Comment Re:How to interoperate with third-party messaging (Score 1) 70

When you're deploying E2EE at scale, how you handle and recover from the myriad of error conditions almost becomes more important than the success path. There are so many things that can break E2EE in the wild, and if you don't pay enough attention to those (or handle them in a user-unfriendly way) its only a matter of time before a lot of ordinary people in countries you've never visited suddenly start to complain that the product is completely broken.

AFAIK, the OMEMO spec doesn't talk much about this at all. The only mentions of this in the spec appear to range from "don't handle it gracefully" to "its a TODO for this other spec we haven't published or accepted yet."

Comment Re:How to interoperate with third-party messaging (Score 1) 70

Imagine an iterative development process going something like this:
- Start with XMPP as a baseline
- Develop an efficient binary encoding, because sending large chunks of XML between low-end smartphones was stupid circa 2010
- Redesign the login/setup process because you paid dearly for every round-trip packet back in those days
- Continue to add features all on your own, for a decade, not looking to someone else's protocol implementation as a guide

At this point, it probably only resembles XMPP if you're looking at a debug dump of the protocol messages as only a WhatsApp-side app developer would even be able to. Even if XMPP now has many common features, the implementations have diverged so far that there's likely nothing in common anymore.

Also, when you're running a system with millions to billions of users, you tend to find and solve issues in ways that might not actually match how someone chatting with their 10 friends would have done it.

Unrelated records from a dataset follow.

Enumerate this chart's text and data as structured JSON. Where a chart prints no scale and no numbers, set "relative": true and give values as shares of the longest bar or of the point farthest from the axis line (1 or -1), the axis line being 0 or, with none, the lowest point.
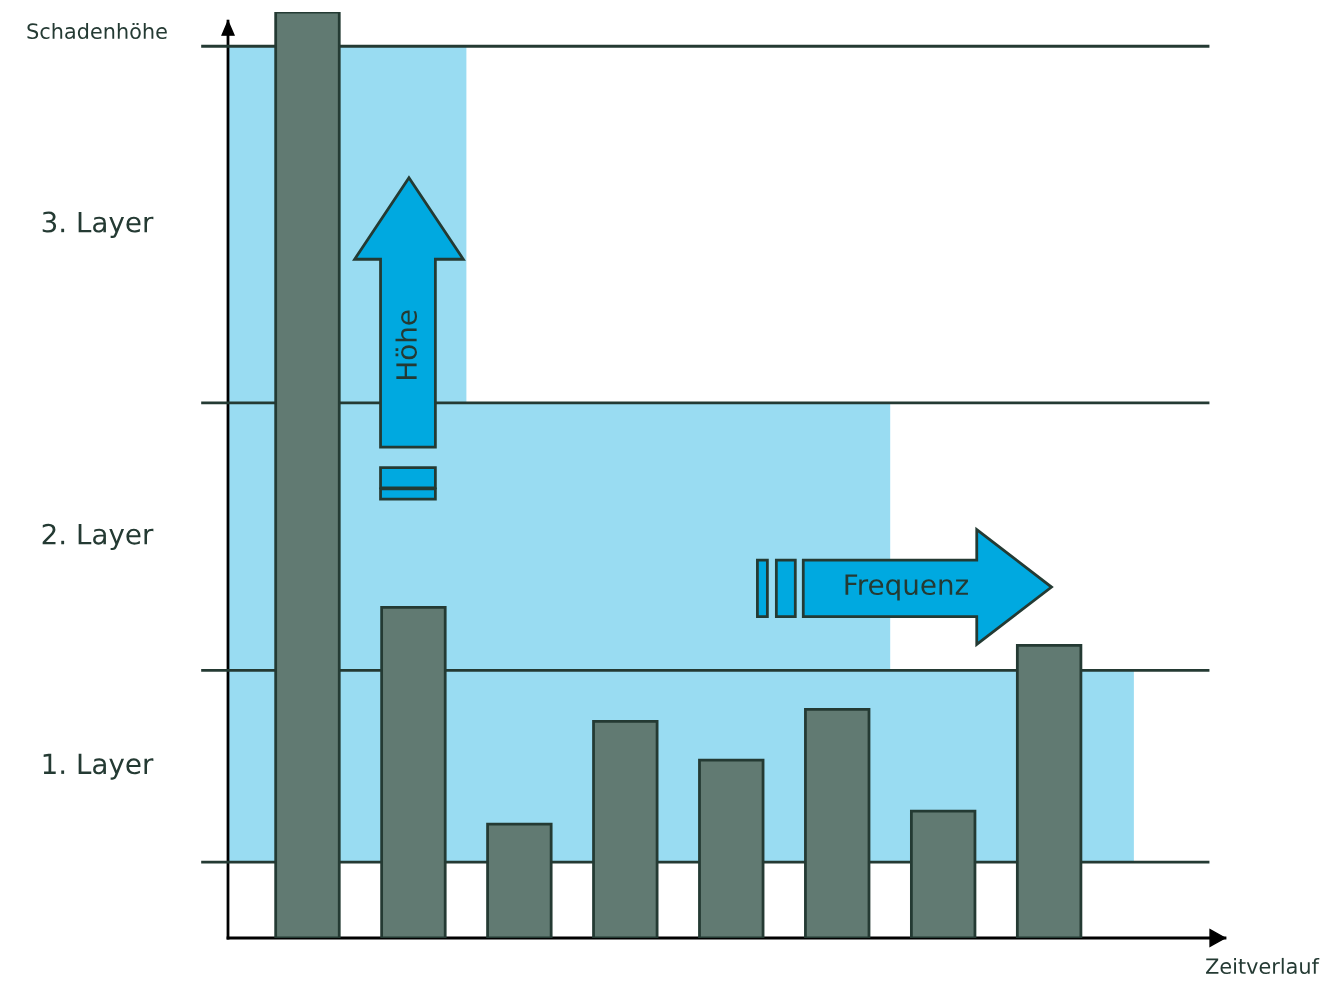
{
  "chart_data": {
    "type": "bar",
    "relative": true,
    "xlabel": "Zeitverlauf",
    "ylabel": "Schadenhöhe",
    "categories": [
      null,
      null,
      null,
      null,
      null,
      null,
      null,
      null
    ],
    "values": [
      1,
      0.357,
      0.123,
      0.234,
      0.192,
      0.247,
      0.137,
      0.316
    ],
    "color": "#617a72",
    "ref_lines": [
      {
        "axis": "y",
        "value": 0.963,
        "color": "#243a33"
      },
      {
        "axis": "y",
        "value": 0.578,
        "color": "#243a33"
      },
      {
        "axis": "y",
        "value": 0.289,
        "color": "#243a33"
      },
      {
        "axis": "y",
        "value": 0.082,
        "color": "#243a33"
      }
    ],
    "annotations": [
      "3. Layer",
      "2. Layer",
      "1. Layer",
      "Höhe",
      "Frequenz"
    ],
    "grid": false,
    "legend": false
  }
}
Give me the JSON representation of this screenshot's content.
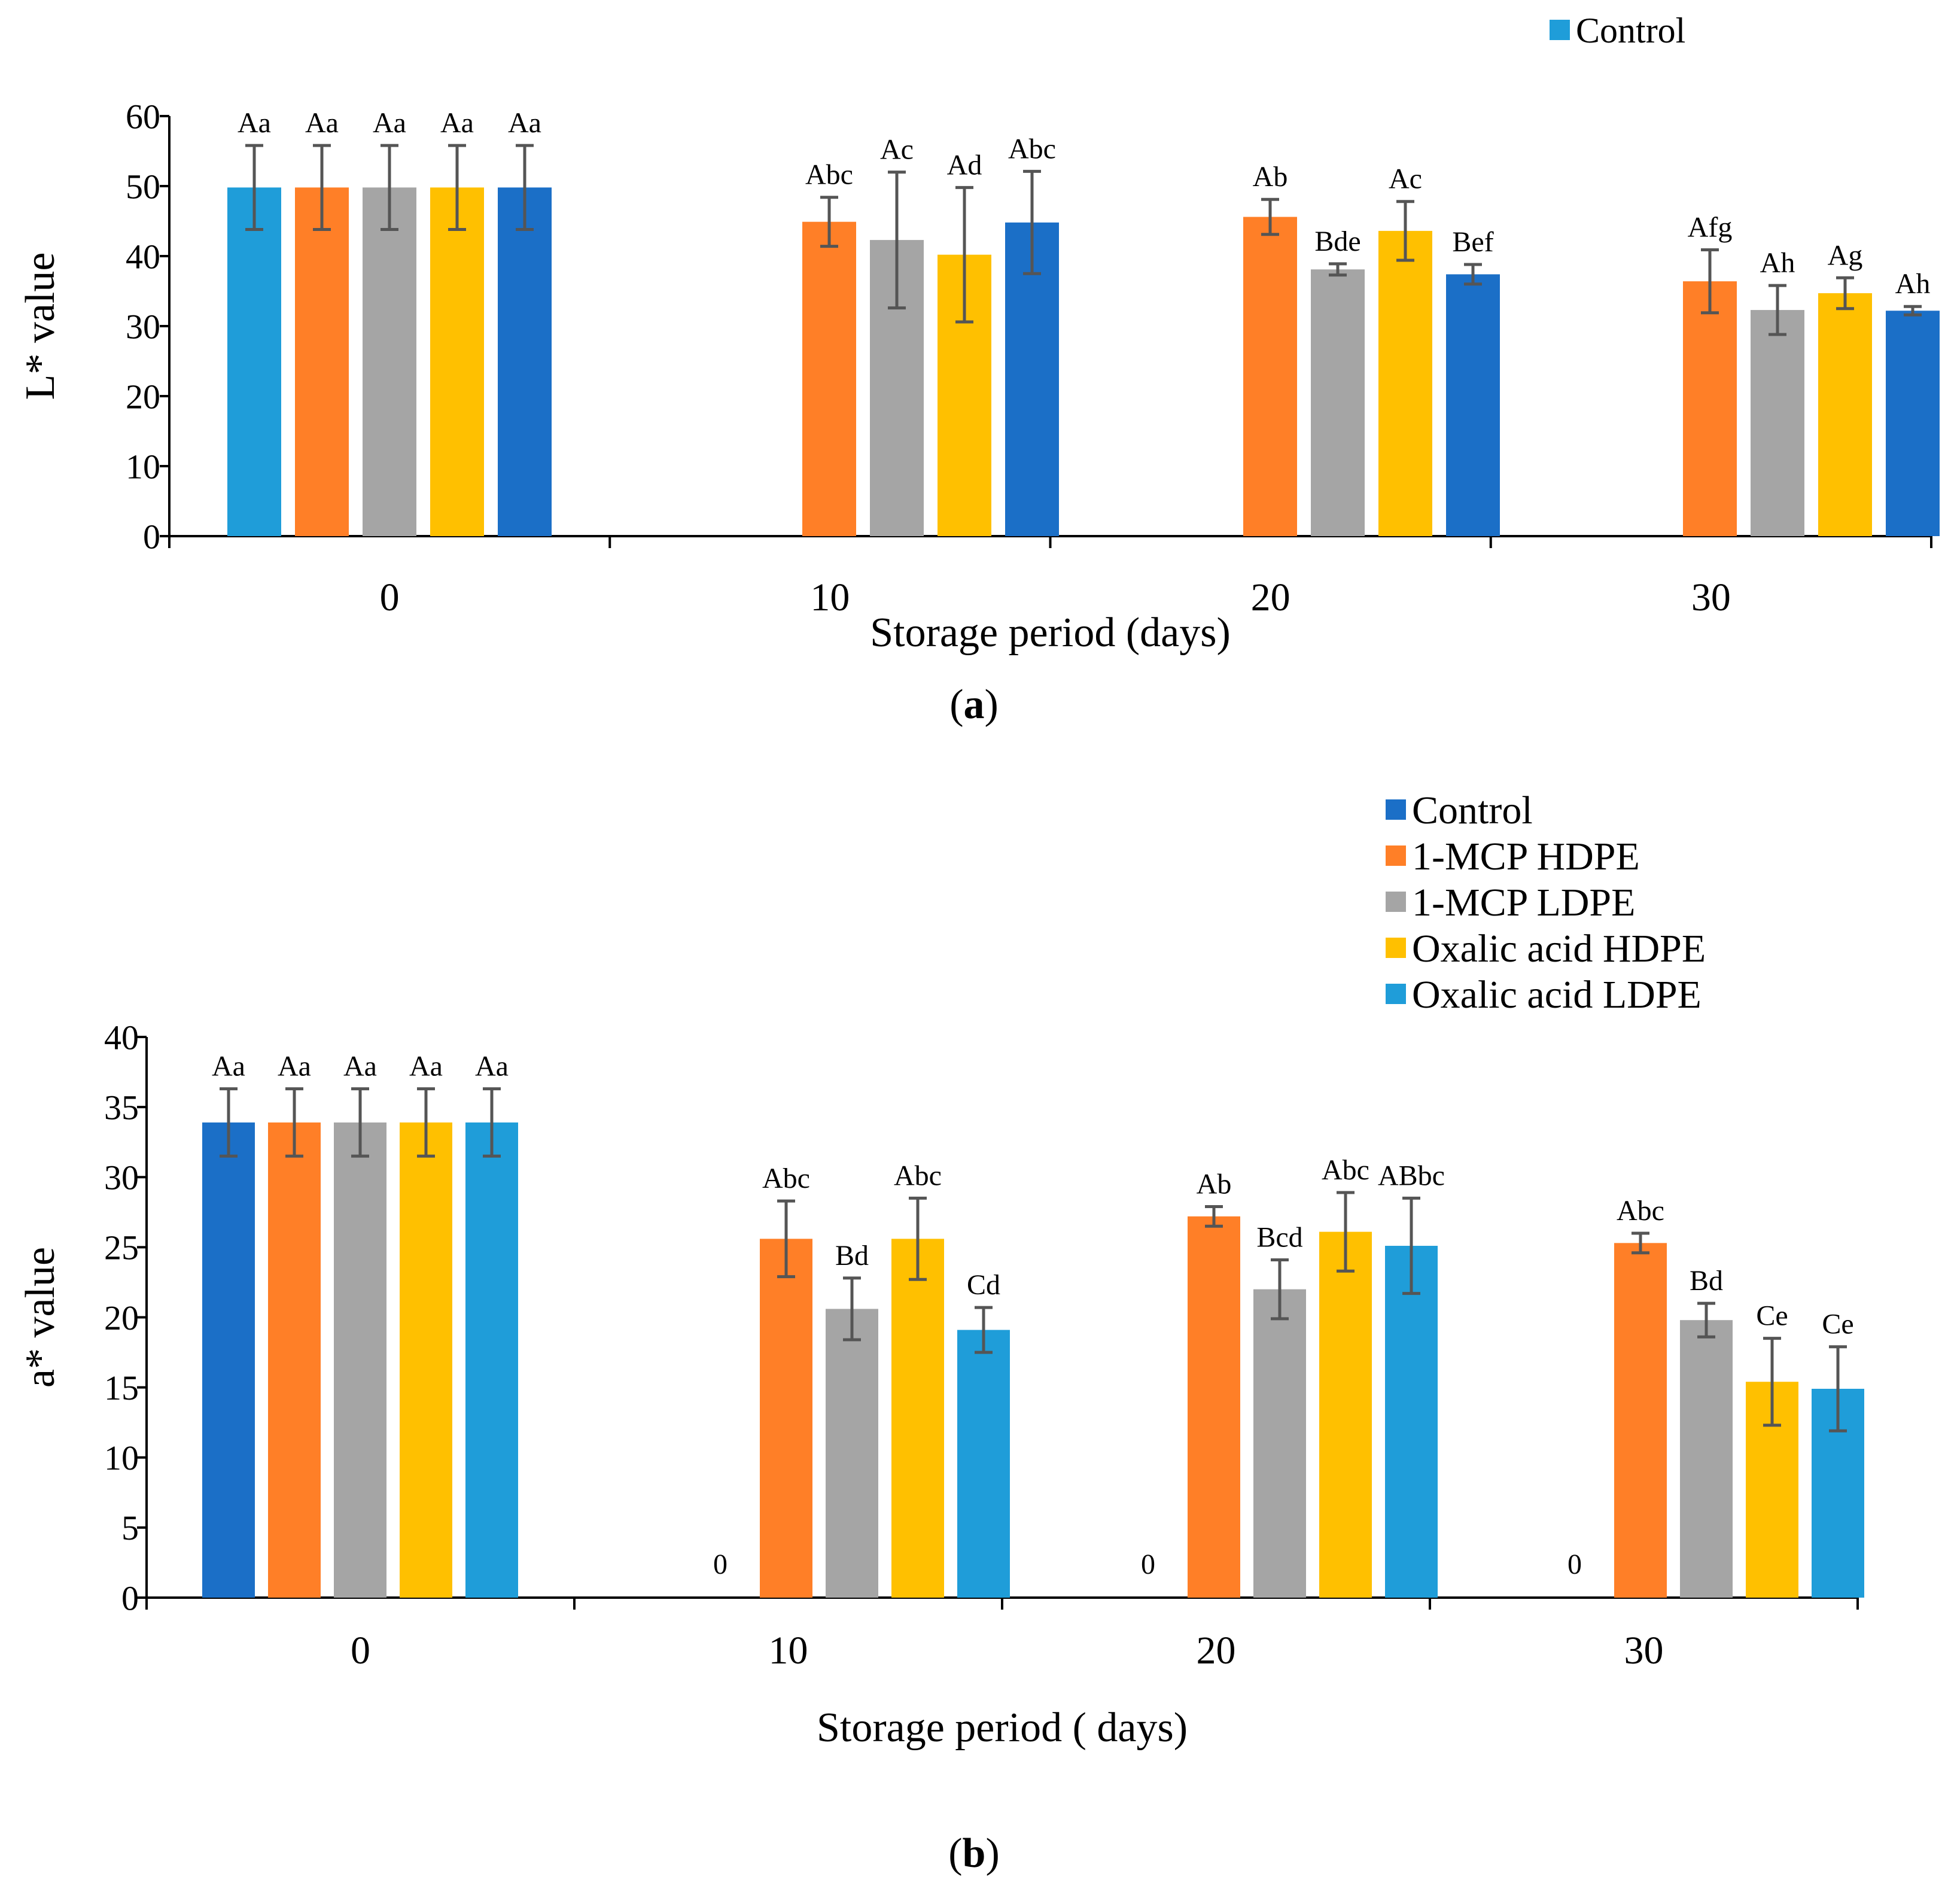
{
  "chart_data": [
    {
      "type": "bar",
      "panel_label": "a",
      "ylabel": "L* value",
      "xlabel": "Storage period (days)",
      "ylim": [
        0,
        60
      ],
      "yticks": [
        0,
        10,
        20,
        30,
        40,
        50,
        60
      ],
      "categories": [
        "0",
        "10",
        "20",
        "30"
      ],
      "legend": [
        {
          "name": "Control",
          "color": "#1F9DD9"
        }
      ],
      "series": [
        {
          "name": "Control",
          "color": "#1F9DD9",
          "values": [
            49.8,
            null,
            null,
            null
          ],
          "errors": [
            6.0,
            null,
            null,
            null
          ],
          "labels": [
            "Aa",
            "",
            "",
            ""
          ]
        },
        {
          "name": "1-MCP HDPE",
          "color": "#FF7F27",
          "values": [
            49.8,
            44.9,
            45.6,
            36.4
          ],
          "errors": [
            6.0,
            3.5,
            2.5,
            4.5
          ],
          "labels": [
            "Aa",
            "Abc",
            "Ab",
            "Afg"
          ]
        },
        {
          "name": "1-MCP LDPE",
          "color": "#A5A5A5",
          "values": [
            49.8,
            42.3,
            38.1,
            32.3
          ],
          "errors": [
            6.0,
            9.7,
            0.8,
            3.5
          ],
          "labels": [
            "Aa",
            "Ac",
            "Bde",
            "Ah"
          ]
        },
        {
          "name": "Oxalic acid HDPE",
          "color": "#FFC000",
          "values": [
            49.8,
            40.2,
            43.6,
            34.7
          ],
          "errors": [
            6.0,
            9.6,
            4.2,
            2.2
          ],
          "labels": [
            "Aa",
            "Ad",
            "Ac",
            "Ag"
          ]
        },
        {
          "name": "Oxalic acid LDPE",
          "color": "#1B6FC7",
          "values": [
            49.8,
            44.8,
            37.4,
            32.2
          ],
          "errors": [
            6.0,
            7.3,
            1.4,
            0.6
          ],
          "labels": [
            "Aa",
            "Abc",
            "Bef",
            "Ah"
          ]
        }
      ]
    },
    {
      "type": "bar",
      "panel_label": "b",
      "ylabel": "a* value",
      "xlabel": "Storage period ( days)",
      "ylim": [
        0,
        40
      ],
      "yticks": [
        0,
        5,
        10,
        15,
        20,
        25,
        30,
        35,
        40
      ],
      "categories": [
        "0",
        "10",
        "20",
        "30"
      ],
      "legend": [
        {
          "name": "Control",
          "color": "#1B6FC7"
        },
        {
          "name": "1-MCP HDPE",
          "color": "#FF7F27"
        },
        {
          "name": "1-MCP LDPE",
          "color": "#A5A5A5"
        },
        {
          "name": "Oxalic acid HDPE",
          "color": "#FFC000"
        },
        {
          "name": "Oxalic acid LDPE",
          "color": "#1F9DD9"
        }
      ],
      "series": [
        {
          "name": "Control",
          "color": "#1B6FC7",
          "values": [
            33.9,
            0,
            0,
            0
          ],
          "errors": [
            2.4,
            null,
            null,
            null
          ],
          "labels": [
            "Aa",
            "0",
            "0",
            "0"
          ]
        },
        {
          "name": "1-MCP HDPE",
          "color": "#FF7F27",
          "values": [
            33.9,
            25.6,
            27.2,
            25.3
          ],
          "errors": [
            2.4,
            2.7,
            0.7,
            0.7
          ],
          "labels": [
            "Aa",
            "Abc",
            "Ab",
            "Abc"
          ]
        },
        {
          "name": "1-MCP LDPE",
          "color": "#A5A5A5",
          "values": [
            33.9,
            20.6,
            22.0,
            19.8
          ],
          "errors": [
            2.4,
            2.2,
            2.1,
            1.2
          ],
          "labels": [
            "Aa",
            "Bd",
            "Bcd",
            "Bd"
          ]
        },
        {
          "name": "Oxalic acid HDPE",
          "color": "#FFC000",
          "values": [
            33.9,
            25.6,
            26.1,
            15.4
          ],
          "errors": [
            2.4,
            2.9,
            2.8,
            3.1
          ],
          "labels": [
            "Aa",
            "Abc",
            "Abc",
            "Ce"
          ]
        },
        {
          "name": "Oxalic acid LDPE",
          "color": "#1F9DD9",
          "values": [
            33.9,
            19.1,
            25.1,
            14.9
          ],
          "errors": [
            2.4,
            1.6,
            3.4,
            3.0
          ],
          "labels": [
            "Aa",
            "Cd",
            "ABbc",
            "Ce"
          ]
        }
      ]
    }
  ]
}
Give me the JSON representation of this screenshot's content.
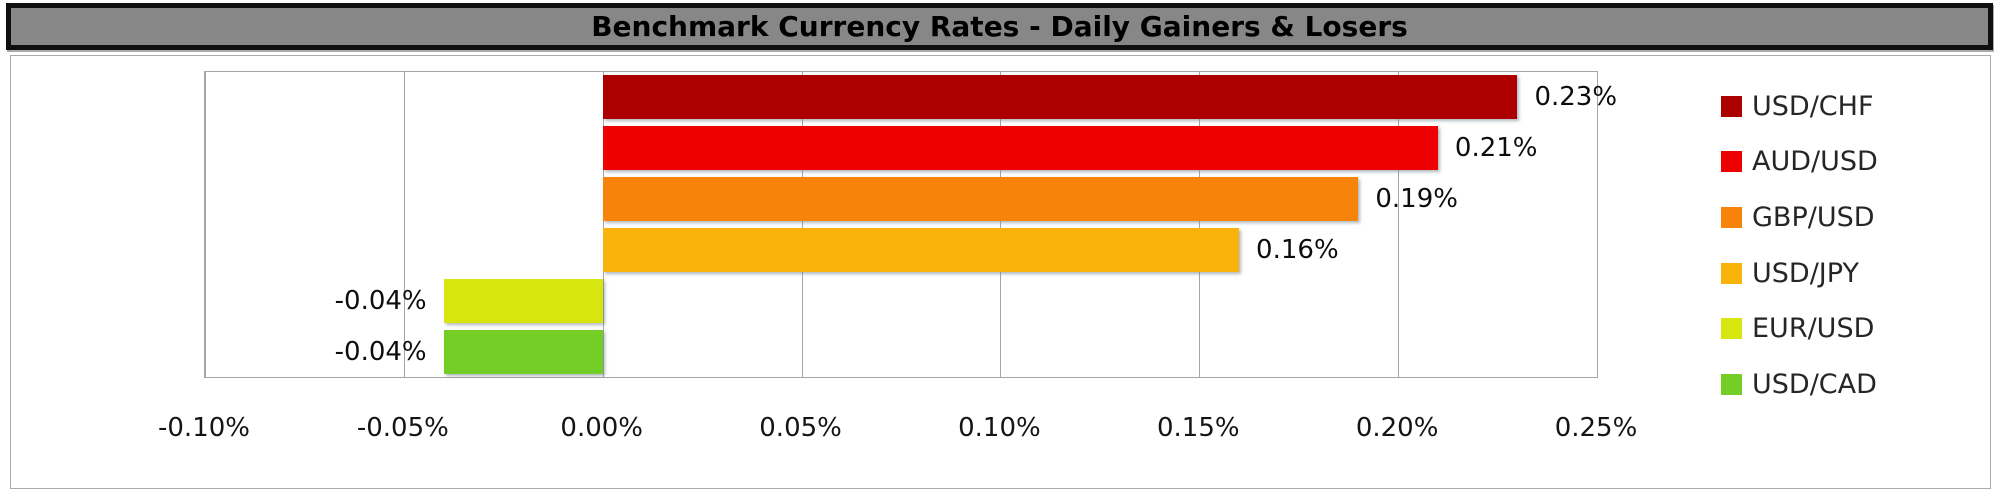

Comment Re:Probably a lot of exaggeration (Score 1) 77

Good point. If it was federal property, that's an issue. Though I believe if that prohibition is ever seriously challenged, the law would be tossed. Not something I've ever been concerned with since I don't have a CCW, though I clearly need to avoid making a side trip to the post office on range day.

Comment Probably a lot of exaggeration (Score 1) 77

Knowing the San Francisco Chronicle and Police, they were probably standard ball ammo and standard size magazines, instead of reduced capacity magazines sold with newer guns. Standard capacity magazines are not illegal. Using the "expanded magazine" description is to make it sound scary. Also, having a gun in your car is not necessarily illegal. It has to be unloaded and locked up (in a case or other means).